Monday, October 10, 2005

Hoss I and II


Most expectant parents I know have a name for their baby in utero. When I was a fetus I was called "Oscar"; friends have called their almost-babies Lentil, Appleseed, even Arby (because that's all the mom wanted to eat!). So almost three years ago, when we found out we were expecting, we had a name, too. Mr. Squab had always joked that he wanted to name our first child "Hoss" (yes, as in Bonanza), so as a compromise, we called the pre-baby Hoss. We thought it was kind of funny.

When I went in for my 12 week checkup with Hoss, I had been spotting fairly consistently, so my OB decided to do an ultrasound, just to check on everything. Never having seen an ultrasound before, we had no idea what it was supposed to look like; but the concerned look on our doctor's face communicated everything we needed to know. "I'll need you to get this confirmed at the hospital, but I'm nearly positive that what you have is a molar pregnancy," she said. A what? I'd never even heard of such a thing. Was this some kind of birth defect? Did this make me at risk for a troubled pregancy? No, the doctor explained: a molar pregnancy meant that the egg had been empty of genetic material at fertilization; the body thinks it's pregnant, but there's no viable fetus, just a placental growth. They're very rare, and no one knows exactly what causes them. "I'm so sorry," she said.

We were devastated, of course. It happened so suddenly, so without warning. I was scheduled for a D&C, and we were told that we wouldn't even be able to try to conceive again for up to a year. The worst part was telling all our family and friends. We'd sent out a joyous message only weeks earlier to nearly everyone we knew; now the pity and sympathy, while heartfelt, was almost too much to bear. I tried to tell my parents over the phone and had to hand the phone to Mr. S.; I was crying too hard to talk.

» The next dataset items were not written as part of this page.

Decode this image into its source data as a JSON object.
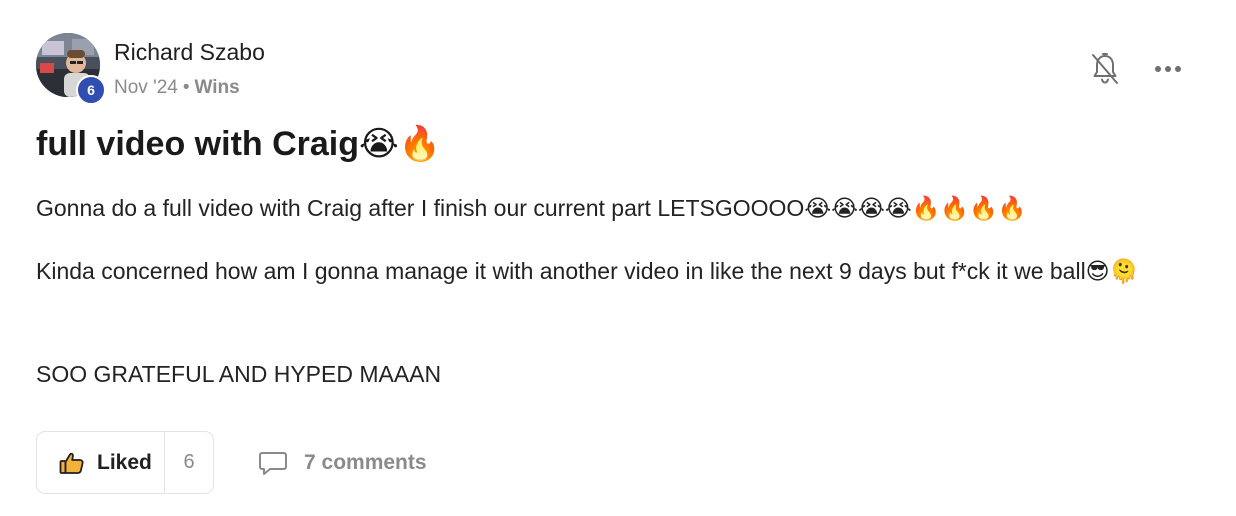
{
  "author": {
    "name": "Richard Szabo",
    "level": "6",
    "avatar_icon": "user-avatar-photo"
  },
  "meta": {
    "date": "Nov '24",
    "separator": "•",
    "category": "Wins"
  },
  "actions": {
    "bell_icon": "bell-off-icon",
    "more_icon": "more-horizontal-icon"
  },
  "post": {
    "title": "full video with Craig😭🔥",
    "paragraphs": [
      "Gonna do a full video with Craig after I finish our current part LETSGOOOO😭😭😭😭🔥🔥🔥🔥",
      "Kinda concerned how am I gonna manage it with another video in like the next 9 days but f*ck it we ball😎🫠",
      "SOO GRATEFUL AND HYPED MAAAN"
    ]
  },
  "footer": {
    "like_label": "Liked",
    "like_count": "6",
    "like_icon": "thumbs-up-icon",
    "comments_label": "7 comments",
    "comments_icon": "comment-icon"
  },
  "colors": {
    "badge": "#2f4eb0",
    "text": "#1f1f1f",
    "muted": "#8a8a8a",
    "border": "#e3e3e3"
  }
}
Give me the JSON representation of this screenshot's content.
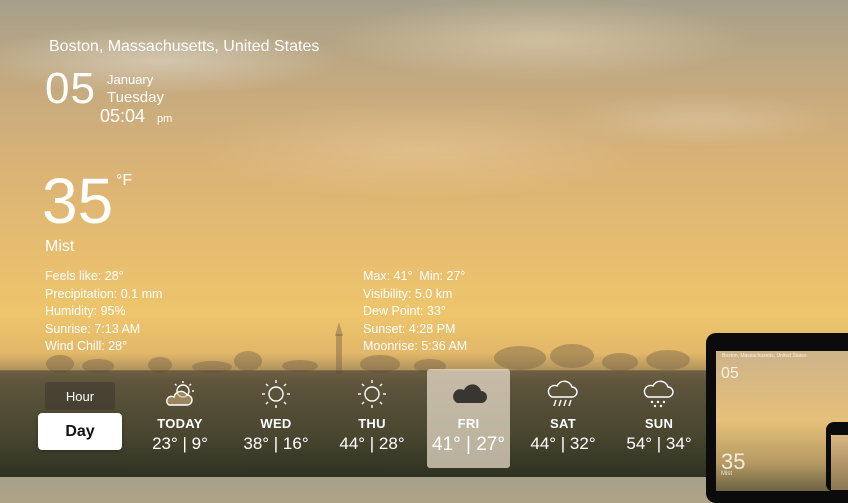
{
  "location": "Boston, Massachusetts, United States",
  "date": {
    "day": "05",
    "month": "January",
    "weekday": "Tuesday",
    "time": "05:04",
    "ampm": "pm"
  },
  "current": {
    "temp": "35",
    "unit": "°F",
    "condition": "Mist"
  },
  "details_left": [
    "Feels like: 28°",
    "Precipitation: 0.1 mm",
    "Humidity: 95%",
    "Sunrise: 7:13 AM",
    "Wind Chill: 28°"
  ],
  "details_right": [
    "Max: 41°  Min: 27°",
    "Visibility: 5.0 km",
    "Dew Point: 33°",
    "Sunset: 4:28 PM",
    "Moonrise: 5:36 AM"
  ],
  "toggle": {
    "hour": "Hour",
    "day": "Day"
  },
  "forecast": [
    {
      "label": "TODAY",
      "range": "23° | 9°",
      "icon": "partly-cloudy-icon"
    },
    {
      "label": "WED",
      "range": "38° | 16°",
      "icon": "sun-icon"
    },
    {
      "label": "THU",
      "range": "44° | 28°",
      "icon": "sun-icon"
    },
    {
      "label": "FRI",
      "range": "41° | 27°",
      "icon": "cloud-icon"
    },
    {
      "label": "SAT",
      "range": "44° | 32°",
      "icon": "rain-cloud-icon"
    },
    {
      "label": "SUN",
      "range": "54° | 34°",
      "icon": "snow-cloud-icon"
    }
  ],
  "device_preview": {
    "location": "Boston, Massachusetts, United States",
    "date": "05",
    "temp": "35",
    "condition": "Mist"
  },
  "colors": {
    "selected_tile": "#ebe1cd",
    "text": "#ffffff"
  }
}
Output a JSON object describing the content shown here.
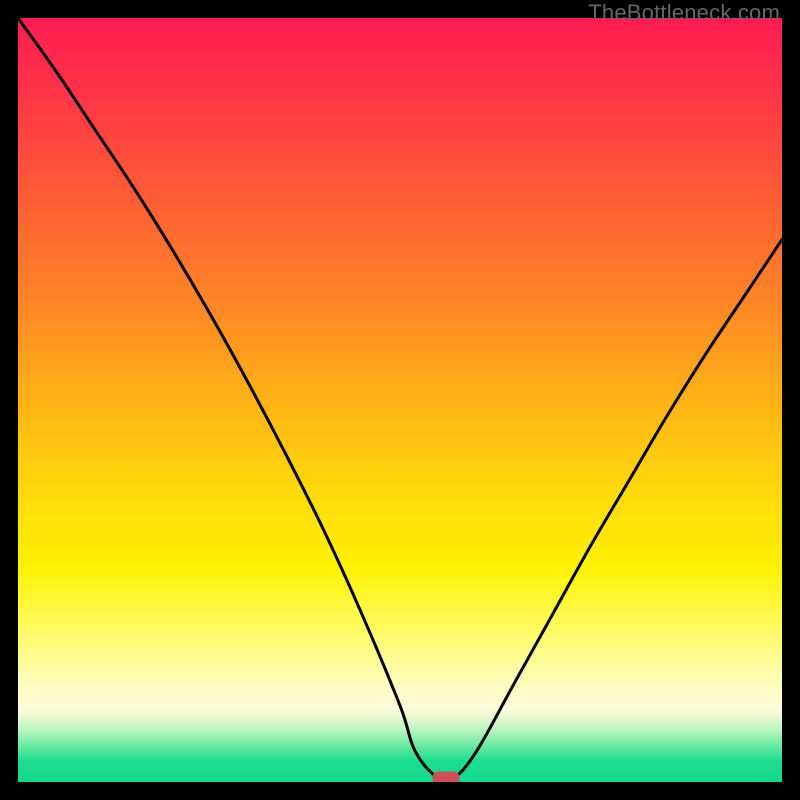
{
  "watermark": "TheBottleneck.com",
  "colors": {
    "frame": "#000000",
    "curve_stroke": "#000000",
    "marker": "#cf4f57",
    "gradient_stops": [
      {
        "offset": 0.0,
        "color": "#ff1b52"
      },
      {
        "offset": 0.12,
        "color": "#ff3a45"
      },
      {
        "offset": 0.25,
        "color": "#ff6133"
      },
      {
        "offset": 0.38,
        "color": "#ff8826"
      },
      {
        "offset": 0.5,
        "color": "#ffb216"
      },
      {
        "offset": 0.62,
        "color": "#ffd90c"
      },
      {
        "offset": 0.72,
        "color": "#fff205"
      },
      {
        "offset": 0.8,
        "color": "#fffb62"
      },
      {
        "offset": 0.86,
        "color": "#fffcb0"
      },
      {
        "offset": 0.905,
        "color": "#fdfbdb"
      },
      {
        "offset": 0.93,
        "color": "#c3f6c3"
      },
      {
        "offset": 0.952,
        "color": "#6de9a2"
      },
      {
        "offset": 0.972,
        "color": "#1ddd8f"
      },
      {
        "offset": 1.0,
        "color": "#13d98b"
      }
    ]
  },
  "chart_data": {
    "type": "line",
    "title": "",
    "xlabel": "",
    "ylabel": "",
    "xlim": [
      0,
      100
    ],
    "ylim": [
      0,
      100
    ],
    "grid": false,
    "legend": false,
    "series": [
      {
        "name": "bottleneck-curve",
        "x": [
          0,
          5,
          10,
          15,
          20,
          25,
          30,
          35,
          40,
          45,
          50,
          52,
          55,
          57,
          60,
          65,
          70,
          75,
          80,
          85,
          90,
          95,
          100
        ],
        "y": [
          100,
          93,
          85.5,
          78,
          70,
          61.5,
          52.5,
          43,
          33,
          22,
          10,
          4,
          0.5,
          0.5,
          4,
          13,
          22,
          31,
          39.5,
          48,
          56,
          63.5,
          71
        ]
      }
    ],
    "marker": {
      "x": 56,
      "y": 0.5
    }
  }
}
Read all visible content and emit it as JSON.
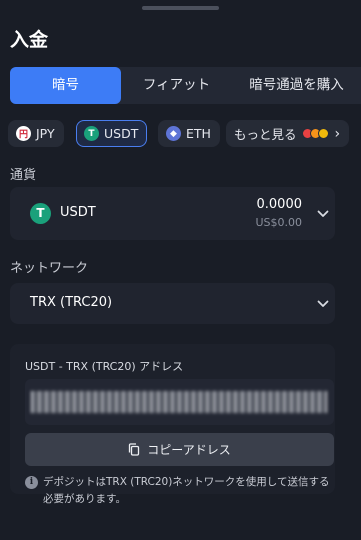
{
  "page": {
    "title": "入金"
  },
  "tabs": [
    {
      "label": "暗号",
      "active": true
    },
    {
      "label": "フィアット",
      "active": false
    },
    {
      "label": "暗号通過を購入",
      "active": false
    }
  ],
  "chips": [
    {
      "label": "JPY",
      "icon": "yen-icon"
    },
    {
      "label": "USDT",
      "icon": "tether-icon",
      "selected": true
    },
    {
      "label": "ETH",
      "icon": "ethereum-icon"
    },
    {
      "label": "もっと見る",
      "icon": "coin-stack-icon"
    }
  ],
  "currency": {
    "section_label": "通貨",
    "name": "USDT",
    "amount": "0.0000",
    "usd_value": "US$0.00"
  },
  "network": {
    "section_label": "ネットワーク",
    "name": "TRX (TRC20)"
  },
  "address": {
    "label": "USDT - TRX (TRC20) アドレス",
    "copy_label": "コピーアドレス",
    "note": "デポジットはTRX (TRC20)ネットワークを使用して送信する必要があります。"
  },
  "colors": {
    "accent": "#3d7cf6",
    "background": "#191d26",
    "card": "#20242f",
    "tether": "#1aa17b"
  }
}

Fortunately, time, as the saying goes, heals all wounds. Slowly, we got our senses of humor back; Mr. S. even joked about what kind of cards people should send in our situation. ("I mean, it's not like Hallmark makes cards like that. I know, you could get a birthday card, only cross out the 'congratulations' and write 'sorry for your loss.'" Mr. S. has what you might call a sick sense of humor.) We started trying again; I tried to stop wincing when friends let us know they were expecting and I couldn't even seem to ovulate on a regular schedule. And then, just when we were beginning to believe that I'd never get knocked up until I quit my job/finished my dissertation/lost weight/went on a month-long spa retreat - lo, and behold: there were two lines on the pregnancy test.

This time, we've been cautious. We've told a few close friends, but we've waited on telling family and colleagues until after my 12 week check up (which happens this Thursday.) With the molar pregancy in my history, I've already had two ultrasounds - and there's a real live fetus in there this time, heartbeat and all. Still, it's hard to trust that this one won't disappear like the last - with no warning, all of a sudden. Every time I spot at all, I'm sure it means I'm miscarrying; every twinge or bout of nausea is cause for overwhelming anxiety - Mr. Squab has his hands full just reassuring me that things will be ok. But slowly, as the weeks progress, I'm beginning to let myself look forward, to imagine having the actual baby, watching him or her grow into toddlerhood and childhood. I try not to hope too much - don't want to jinx it! - but maybe, I think, this time it's for real. Giving this one a name, at any rate, has been easy: true to form, Mr. Squab immediately dubbed it Hoss II - The Quickening.